M&S Energy’s move away from the Big Six, ending their 10-year partnership with SSE in favour of challenger supplier Octopus Energy, is a clear demonstration that the smaller players are becoming increasingly more prominent and challenging the status quo.

If this proves correct, then smaller players need to prepare themselves to be part of consolidation activity. This might include reviewing marketing approaches and tariff structures, customer service and sustainable growth, showcasing cutting edge platforms and understanding IT system shortfalls.

Ensuring success post-acquisition

Integrating an acquisition will be key to future success in meeting growth plans and synergy targets. Mobilising and planning the integration needs to start early in the process. Too often companies fail to give this focus it requires, leading to poor profit trajectories, and fractured workforces. Indeed, almost half of all integrations are unsuccessful due to a failure to give proper attention to the integration [9].
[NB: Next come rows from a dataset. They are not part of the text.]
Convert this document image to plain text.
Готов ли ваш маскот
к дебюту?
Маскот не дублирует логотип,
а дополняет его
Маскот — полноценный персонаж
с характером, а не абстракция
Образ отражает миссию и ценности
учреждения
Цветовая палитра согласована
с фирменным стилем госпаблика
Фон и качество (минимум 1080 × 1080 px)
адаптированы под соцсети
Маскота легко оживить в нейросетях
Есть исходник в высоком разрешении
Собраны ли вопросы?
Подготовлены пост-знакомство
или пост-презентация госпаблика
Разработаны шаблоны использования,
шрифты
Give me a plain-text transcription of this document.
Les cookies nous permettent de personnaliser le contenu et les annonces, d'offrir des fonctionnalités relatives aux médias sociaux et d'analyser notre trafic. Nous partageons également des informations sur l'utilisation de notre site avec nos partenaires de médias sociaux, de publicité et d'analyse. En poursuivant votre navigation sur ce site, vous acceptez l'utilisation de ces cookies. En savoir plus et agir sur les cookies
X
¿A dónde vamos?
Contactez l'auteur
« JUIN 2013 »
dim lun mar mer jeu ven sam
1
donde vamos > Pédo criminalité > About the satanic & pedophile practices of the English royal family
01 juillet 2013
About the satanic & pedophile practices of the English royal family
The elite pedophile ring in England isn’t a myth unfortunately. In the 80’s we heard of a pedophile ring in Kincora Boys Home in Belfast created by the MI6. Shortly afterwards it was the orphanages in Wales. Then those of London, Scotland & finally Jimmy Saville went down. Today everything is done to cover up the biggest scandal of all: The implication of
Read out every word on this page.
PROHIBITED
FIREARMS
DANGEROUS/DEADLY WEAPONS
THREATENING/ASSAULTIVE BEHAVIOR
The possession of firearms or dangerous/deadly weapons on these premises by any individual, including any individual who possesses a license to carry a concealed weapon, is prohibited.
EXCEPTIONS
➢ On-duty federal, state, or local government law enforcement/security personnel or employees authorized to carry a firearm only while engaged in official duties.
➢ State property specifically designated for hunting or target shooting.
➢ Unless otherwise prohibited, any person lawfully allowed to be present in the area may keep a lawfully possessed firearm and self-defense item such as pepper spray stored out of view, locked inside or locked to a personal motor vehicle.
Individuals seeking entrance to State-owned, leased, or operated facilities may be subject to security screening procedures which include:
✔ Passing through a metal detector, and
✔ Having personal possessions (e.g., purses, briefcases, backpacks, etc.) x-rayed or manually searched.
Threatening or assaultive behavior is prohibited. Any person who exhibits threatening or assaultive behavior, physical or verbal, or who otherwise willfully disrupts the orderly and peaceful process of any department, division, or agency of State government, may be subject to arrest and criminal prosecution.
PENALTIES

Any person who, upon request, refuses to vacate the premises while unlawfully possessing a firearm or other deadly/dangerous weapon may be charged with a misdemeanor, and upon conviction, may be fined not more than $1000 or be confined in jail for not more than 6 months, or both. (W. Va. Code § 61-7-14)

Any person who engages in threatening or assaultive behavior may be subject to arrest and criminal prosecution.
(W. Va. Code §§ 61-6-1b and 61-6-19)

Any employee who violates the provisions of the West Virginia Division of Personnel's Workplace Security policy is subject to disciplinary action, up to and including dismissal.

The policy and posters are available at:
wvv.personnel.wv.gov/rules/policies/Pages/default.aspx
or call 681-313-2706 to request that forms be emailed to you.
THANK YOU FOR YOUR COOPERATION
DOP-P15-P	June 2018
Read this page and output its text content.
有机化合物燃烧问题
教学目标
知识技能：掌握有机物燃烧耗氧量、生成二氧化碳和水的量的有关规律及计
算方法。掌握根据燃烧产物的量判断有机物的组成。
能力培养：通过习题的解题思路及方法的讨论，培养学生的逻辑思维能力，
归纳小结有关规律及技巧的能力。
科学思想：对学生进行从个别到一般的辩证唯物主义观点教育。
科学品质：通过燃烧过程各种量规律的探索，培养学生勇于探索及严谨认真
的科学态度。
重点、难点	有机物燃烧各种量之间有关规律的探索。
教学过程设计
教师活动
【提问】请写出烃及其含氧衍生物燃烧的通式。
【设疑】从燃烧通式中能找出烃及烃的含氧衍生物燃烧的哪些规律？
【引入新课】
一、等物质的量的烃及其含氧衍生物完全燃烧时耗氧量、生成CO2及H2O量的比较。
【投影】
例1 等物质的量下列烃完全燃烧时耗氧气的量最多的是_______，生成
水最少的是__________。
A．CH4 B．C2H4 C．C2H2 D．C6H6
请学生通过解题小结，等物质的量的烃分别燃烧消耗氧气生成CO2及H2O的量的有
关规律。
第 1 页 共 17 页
We believe that there are five fundamental factors for a successful integration which companies need to consider:
1. Setting up a robust governance structure
2. Bottom up quantification of synergies and implementation costs
3. Detailed integration planning linked to delivery of the benefits
4. Tracking progress and performance
5. Early communication and cultural Integration

The energy market is one that is ripe for consolidation and there are a number of factors driving this. How this plays out remains to be seen. What will be key to M&A success is planning and implementing the integration in order to deliver the benefits.